Peran perempuan di aksi teror bukan lagi sekadar menjadi pendukung, tapi perempuan menjadi penentu. Teroris perempuan yang terakhir kali berniat melakukan aksi bom adalah Dian Yulia Novi (DYN). Dia ditangkap di kosan di Jalan Bintara Jaya VIII Kota Bekasi, dipersiapkan sebagai calon 'pengantin' pada Januari 2017 lalu.

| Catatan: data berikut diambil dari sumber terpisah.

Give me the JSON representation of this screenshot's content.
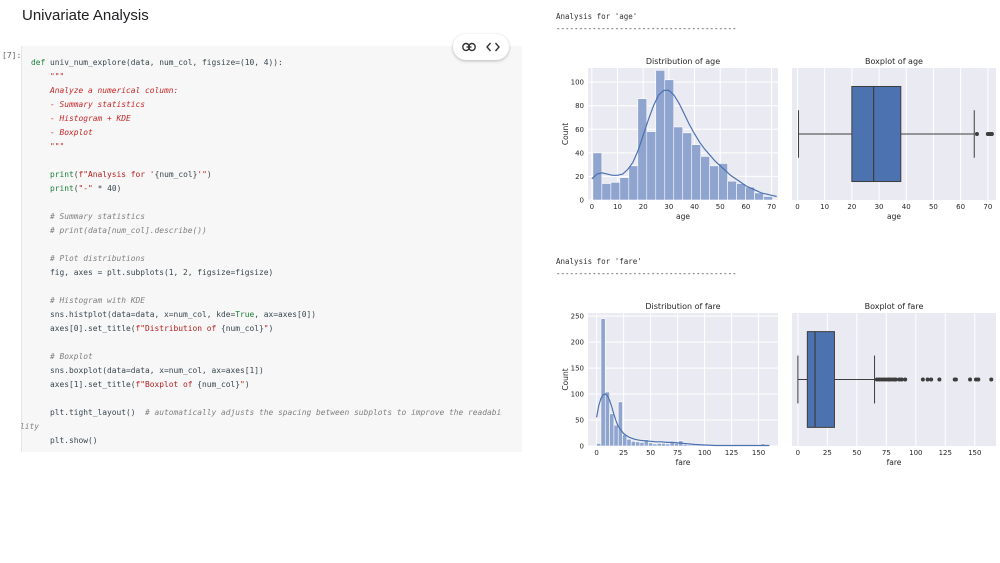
{
  "heading": "Univariate Analysis",
  "cell": {
    "execution_count": "[7]:",
    "code_lines": [
      "<span class=\"kw\">def</span> univ_num_explore(data, num_col, figsize=(10, 4)):",
      "    <span class=\"doc\">\"\"\"</span>",
      "    <span class=\"doc\">Analyze a numerical column:</span>",
      "    <span class=\"doc\">- Summary statistics</span>",
      "    <span class=\"doc\">- Histogram + KDE</span>",
      "    <span class=\"doc\">- Boxplot</span>",
      "    <span class=\"doc\">\"\"\"</span>",
      "",
      "    <span class=\"kw\">print</span>(<span class=\"str\">f\"Analysis for '</span>{num_col}<span class=\"str\">'\"</span>)",
      "    <span class=\"kw\">print</span>(<span class=\"str\">\"-\"</span> * 40)",
      "",
      "    <span class=\"cmt\"># Summary statistics</span>",
      "    <span class=\"cmt\"># print(data[num_col].describe())</span>",
      "",
      "    <span class=\"cmt\"># Plot distributions</span>",
      "    fig, axes = plt.subplots(1, 2, figsize=figsize)",
      "",
      "    <span class=\"cmt\"># Histogram with KDE</span>",
      "    sns.histplot(data=data, x=num_col, kde=<span class=\"kw\">True</span>, ax=axes[0])",
      "    axes[0].set_title(<span class=\"str\">f\"Distribution of </span>{num_col}<span class=\"str\">\"</span>)",
      "",
      "    <span class=\"cmt\"># Boxplot</span>",
      "    sns.boxplot(data=data, x=num_col, ax=axes[1])",
      "    axes[1].set_title(<span class=\"str\">f\"Boxplot of </span>{num_col}<span class=\"str\">\"</span>)",
      "",
      "    plt.tight_layout()  <span class=\"cmt\"># automatically adjusts the spacing between subplots to improve the readabi</span>",
      "<span class=\"cmt\">lity</span>",
      "    plt.show()"
    ],
    "toolbar": {
      "link_icon": "link-icon",
      "code_icon": "code-icon"
    }
  },
  "outputs": {
    "age_title": "Analysis for 'age'",
    "age_rule": "----------------------------------------",
    "fare_title": "Analysis for 'fare'",
    "fare_rule": "----------------------------------------"
  },
  "colors": {
    "bar": "#8fa4cf",
    "box": "#4c72b0",
    "kde": "#4c72b0",
    "bg": "#eaeaf2"
  },
  "chart_data": [
    {
      "type": "bar",
      "title": "Distribution of age",
      "xlabel": "age",
      "ylabel": "Count",
      "xlim": [
        -1.5,
        72.5
      ],
      "ylim": [
        0,
        112
      ],
      "xticks": [
        0,
        10,
        20,
        30,
        40,
        50,
        60,
        70
      ],
      "yticks": [
        0,
        20,
        40,
        60,
        80,
        100
      ],
      "bin_width": 3.5,
      "bin_start": 0.4,
      "values": [
        40,
        14,
        15,
        19,
        29,
        86,
        58,
        110,
        102,
        62,
        57,
        47,
        37,
        29,
        31,
        16,
        14,
        11,
        6,
        3
      ],
      "kde_x": [
        0,
        2,
        4,
        6,
        8,
        10,
        12,
        14,
        16,
        18,
        20,
        22,
        24,
        26,
        28,
        30,
        32,
        34,
        36,
        38,
        40,
        42,
        44,
        46,
        48,
        50,
        52,
        54,
        56,
        58,
        60,
        62,
        64,
        66,
        68,
        70,
        72
      ],
      "kde_y": [
        18,
        22,
        23,
        22,
        21,
        21,
        22,
        26,
        32,
        42,
        55,
        68,
        80,
        89,
        93,
        93,
        89,
        82,
        73,
        64,
        56,
        49,
        43,
        38,
        33,
        29,
        25,
        21,
        18,
        15,
        12,
        10,
        8,
        6,
        5,
        4,
        3
      ],
      "grid": true
    },
    {
      "type": "boxplot",
      "title": "Boxplot of age",
      "xlabel": "age",
      "xlim": [
        -2,
        73
      ],
      "xticks": [
        0,
        10,
        20,
        30,
        40,
        50,
        60,
        70
      ],
      "whisker_low": 0.4,
      "q1": 20,
      "median": 28,
      "q3": 38,
      "whisker_high": 65,
      "outliers": [
        66,
        70,
        70.5,
        71,
        71.5
      ],
      "grid": true
    },
    {
      "type": "bar",
      "title": "Distribution of fare",
      "xlabel": "fare",
      "ylabel": "Count",
      "xlim": [
        -8,
        168
      ],
      "ylim": [
        0,
        256
      ],
      "xticks": [
        0,
        25,
        50,
        75,
        100,
        125,
        150
      ],
      "yticks": [
        0,
        50,
        100,
        150,
        200,
        250
      ],
      "bin_width": 4,
      "bin_start": 0,
      "values": [
        5,
        245,
        104,
        62,
        40,
        85,
        22,
        13,
        9,
        8,
        7,
        12,
        6,
        4,
        5,
        5,
        4,
        7,
        5,
        10,
        3,
        2,
        2,
        2,
        3,
        1,
        1,
        1,
        1,
        1,
        1,
        1,
        1,
        1,
        1,
        1,
        1,
        2,
        4
      ],
      "kde_x": [
        0,
        2,
        4,
        6,
        8,
        10,
        12,
        14,
        16,
        18,
        20,
        25,
        30,
        35,
        40,
        45,
        50,
        55,
        60,
        65,
        70,
        75,
        80,
        85,
        90,
        100,
        110,
        120,
        130,
        140,
        150,
        160
      ],
      "kde_y": [
        55,
        78,
        92,
        98,
        100,
        97,
        88,
        75,
        61,
        48,
        38,
        24,
        17,
        13,
        11,
        10,
        9,
        8,
        8,
        7,
        7,
        6,
        5,
        4,
        3,
        2,
        1,
        1,
        1,
        1,
        1,
        1
      ],
      "grid": true
    },
    {
      "type": "boxplot",
      "title": "Boxplot of fare",
      "xlabel": "fare",
      "xlim": [
        -5,
        168
      ],
      "xticks": [
        0,
        25,
        50,
        75,
        100,
        125,
        150
      ],
      "whisker_low": 0,
      "q1": 8,
      "median": 14.5,
      "q3": 31,
      "whisker_high": 65,
      "outliers": [
        67,
        69,
        71,
        73,
        75,
        77,
        78,
        80,
        82,
        83,
        86,
        88,
        91,
        106,
        110,
        113,
        120,
        133,
        134,
        146,
        151,
        153,
        164
      ],
      "grid": true
    }
  ]
}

Itu di Indonesia. Di Filipina, baru-baru ini seorang perempuan ditangkap karena tuduhan memasok orang asing untuk menjadi teroris di Marawi. Nama perempuan itu adalah Karen Aizha Hamidon. Hamidon merupakan istri Mohammad Jaafar Maguid, mantan pemimpin Ansar Khalifa Filipina yang tewas dalam operasi penangkapan teroris di Provinsi Sarangani, Filipina Selatan. Hamidon juga mantan istri pemimpin teror Singapura Muhammad Shamin Mohammed Sidek yang ditahan di negara asalnya karena diduga memiliki hubungan dengan Daesh.
Peneliti dari Prasasti Perdamaian Dete Aliyah bercerita dalam penelitiannya, pergerseran peran perempuan dalam aksi terorisme terjadi saat kelompok the Islamic State of Iraq and Syria (ISIS) menguat. Dia menyebut perempuan menjadi agresif di banding kaum Adam.
Baca Juga: JK Sebut Terorisme Datang dari Negara Gagal
"Dulu saat zaman Jemaah Islamiyah, perempuan sebagai supporting system. Tapi ketika ISIS muncul, peran perempuan semakin melebar," papar Dete di Konferensi Pengetahuan dari Perempuan III di Universitas Indonesia, Selasa (25/10/2017).
Dete dan tim peneliti Prasasti Perdamaian menemui perempuan-perempuan yang dituduh sebagai teroris. Selain itu mereka juga menemui para deportan ISIS dari Suriah. Dari 161 deportan itu, 46 orang di antaranya adalah perempuan. Sementara sebanyak 8 perempuan masih di tahan di Mako Brimob, Kepala Dua, Depok karena terjerat kasus teror.
Perempuan itu terliat aktif dalam kegiatan teror berdasar agama berawal lewat perkawinan, pertemanan, pengajian, persaudaraan dan perkencanan dengan anggota sel teroris tertentu. Bahkan media soal menjadi jalur yang ampuh untuk merekrut teroris perempuan.
Kebanyakan dari perempuan yang direkrut itu mempunyai berbagai motif sampai akhirnya bergabung dengan teroris. Mulai dari motif sosial, ekonomi dan politik. Salah satunya, mereka melihat ketidakadilan di negerinya.
"Bahkan mereka beranggapan Indonesia bukan negara yang aman untuk pertumbuhan anak-anak. Saat wawancara dilakukan, saat itu lagi banyak kasus fedofilia," papar Dete.
Baca Juga: Wiranto Yakin RUU Terorisme Mudahkan Manuver TNI-Polri
Kebanyakan perempuan yang direkrut kebanyakan dari kalangan ibu rumah tangga, buruh migrant, perempuan korban keretakan rumah tangga, dan perempuan muda.